障害者雇用は他人事か? 法定雇用率よりも会社が気にすべきこと:働き方の見取り図(2/3 ページ)
法定雇用率を達成できている会社は46.0%と半数未満にとどまる。政府は障害者雇用促進の施策を進めているものの取り組みが不十分な職場の方が多い状況だ。障害者雇用は他人事でしかないのか?
障害者雇用と関わる当事者になり得るケース
人事に携わっているわけではない大半の社員は「自分には関係ない」と考えていたりします。しかしながら、誰にでも自分が障害者雇用と関わる当事者になり得るケースがあります。大きく5つ挙げたいと思います。
まず、自分が障害者の同僚になる可能性です。雇用される障害者が増えるほど、自分が所属する部署の一員などとして仕事で直接関わる機会も増えます。
耳が不自由だったり発達障害で電話が苦手な社員の場合は、メールやチャットといった文字によるコミュニケーションが中心になるなど特性に合わせた対応が必要になります。一緒に働くメンバーに障害がある場合も踏まえて組織で連携して成果を出していくために、あらかじめ配慮すべきことや、必要な知識、スキルを身につけておくことは大切です。
次に、障害がある人が取引先の担当者になることもあり得ます。取引上の立場は相手が顧客の場合もありますし、自分が顧客の場合もあります。それが2点目と3点目です。コンビニやスーパーなど、日常の買い物客として障害者の店員と接することもあるかもしれません。
4点目は自分自身が障害者になる可能性です。事故や病気などさまざまな事情で誰もが障害者になり得ます。自分ではなくとも、家族や友人など親しい人が障害者になることも考えられます。それが5点目です。
いまは他人事としか思えなかったとしても、誰しもが突然自分事になる可能性を有しています。「自分には関係ない」と決めつけるより、「他人事ではない」前提で障害者雇用に関する情報に接して知識やスキルを習得しておくことはプラスにこそなれ、マイナスになることはないはずです。
「画一性から多様性へ」シフトする社会
また、社会全体に広がりつつある大きな変化に目を向けると、障害者雇用をめぐる別の重要な側面も見えてきます。
これまでの職場では長い間、業務の配属や転勤など会社からの指示を絶対視して従順に動く人材が重宝されてきました。誰もが同じように標準の視点や能力を備えていることを求められた、画一性重視の職場環境だったと言えます。

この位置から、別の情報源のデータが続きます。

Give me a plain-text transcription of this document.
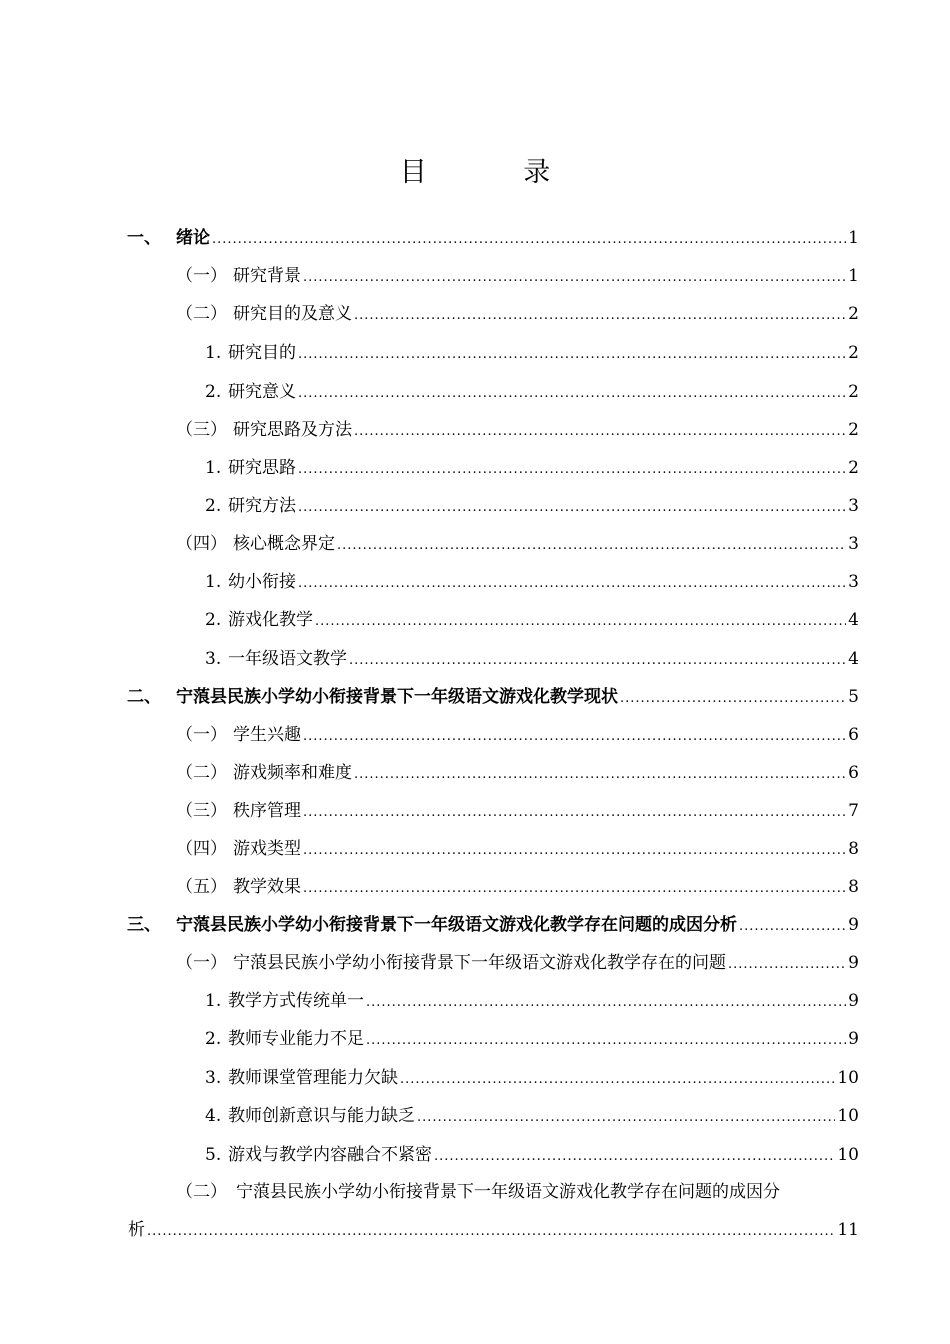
目 录
一、 绪论 .....	1
（一） 研究背景 .....	1
（二） 研究目的及意义 .....	2
1. 研究目的 .....	2
2. 研究意义 .....	2
（三） 研究思路及方法 .....	2
1. 研究思路 .....	2
2. 研究方法 .....	3
（四） 核心概念界定 .....	3
1. 幼小衔接 .....	3
2. 游戏化教学 .....	4
3. 一年级语文教学 .....	4
二、 宁蒗县民族小学幼小衔接背景下一年级语文游戏化教学现状 .....	5
（一） 学生兴趣 .....	6
（二） 游戏频率和难度 .....	6
（三） 秩序管理 .....	7
（四） 游戏类型 .....	8
（五） 教学效果 .....	8
三、 宁蒗县民族小学幼小衔接背景下一年级语文游戏化教学存在问题的成因分析 .....	9
（一） 宁蒗县民族小学幼小衔接背景下一年级语文游戏化教学存在的问题 .....	9
1. 教学方式传统单一 .....	9
2. 教师专业能力不足 .....	9
3. 教师课堂管理能力欠缺 .....	10
4. 教师创新意识与能力缺乏 .....	10
5. 游戏与教学内容融合不紧密 .....	10
（二） 宁蒗县民族小学幼小衔接背景下一年级语文游戏化教学存在问题的成因分
析 .....	11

しかし、人々の価値観は変わりつつあります。仕事に求める個々の価値観や志向性は異なり、画一性の押しつけに対する抵抗感は強くなりました。テクノロジーや市場環境の変化速度は著しいだけに誰もが同じような視点に囚われてしまうことのリスクは大きく、個々が持てる視点と能力を生かして柔軟に対応できる多様性重視の職場環境が求められるようになっています。
画一性重視の観点に立つと、標準との違いは正すべき対象としか見なされません。障害者個々の特性も標準とズレている点ばかり目を向けられたり、職場から標準通りの視点や能力を備えることが難しいと判断されれば排除されることも起きやすくなります。
しかし、多様性重視の観点に立つと誰もが違っているのが前提です。緻密な作業は苦手でも、人との会話が得意な人であれば接客業務や営業、その逆であれば入力業務や経理といった具合に、障害の有無にかかわらず人それぞれで異なる個性や特性を生かそうとします。
職場が多様性を重視し、個々の違いを生かして強みにするチームを構築していくのであれば、障害者の特性は正すべき対象ではなく、武器としてどうチームの成果に貢献してもらうかという観点から見直されることになります。